The proposal, described by John Snyder, director-level appointee to the proposed Transportation & Sustainability division, would apply citywide and is authorized by Washington state law, which permits cities to impose a commercial parking tax without voter approval and restricts how revenues may be used to transportation-related projects and planning. Snyder said the credit is intended to incentivize conversion of surface lots into housing or mixed-use buildings and to create a dedicated transportation funding stream the city can use for infrastructure projects.
Snyder said the administration views the measure as part of a long-term, cumulative strategy to reverse what he described as past incentives that encouraged demolition of older buildings in Downtown Spokane and replacement with surface parking. "For decades we had this upside-down incentive structure that rewarded folks for tearing down older buildings and putting up surface parking," Snyder said (00:53:10). He said commercial parking lots typically produce lower assessed property values than equivalent development and cited parcels downtown that sold for several million dollars yet remain assessed substantially lower than sale price.

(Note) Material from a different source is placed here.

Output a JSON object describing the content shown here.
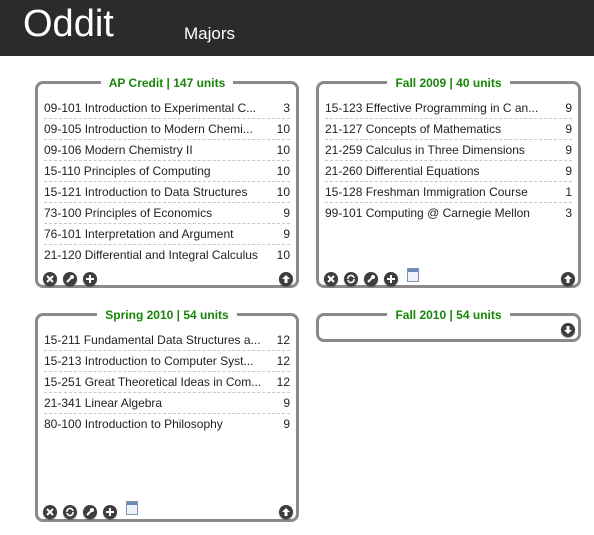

Supporters who testified during the public-comment portion urged the city to move forward. Eric Lowe, identified as a downtown property owner, called the tax "reasonable and long overdue" and commended Mayor Brown's team for preparing the proposal (00:04:29). Kaylee Jackman said surface lots "are wasted opportunities" that could add housing and neighborhood character (00:01:00).
Council members asked detailed questions about the proposal's exemptions, revenue distribution and likely effects on downtown businesses. Proposed local exemptions would include residential parking, student parking and employee parking; the ordinance would rely on the state's existing statutory exemptions and add locally defined ones. Council members raised concerns that broad exemptions (for example, student parking) could significantly reduce projected revenue and that many of the city's paid surface lots are concentrated downtown, meaning the tax could fall heavily on downtown parkers and property owners.
Snyder said the administration is preparing stakeholder outreach and that the city's parking and street funding pressures make a new dedicated transportation revenue stream necessary. He indicated revenues could support large downtown projects (for example, the Spokane Falls Boulevard rebuild) and broader transportation needs but that state law restricts use to transportation-related purposes.
Council members asked whether the city could direct revenues to a defined downtown zone; Snyder said he was open to discussion. Several members also urged targeted stakeholder engagement before any final action. No formal vote or ordinance adoption occurred at the committee meeting.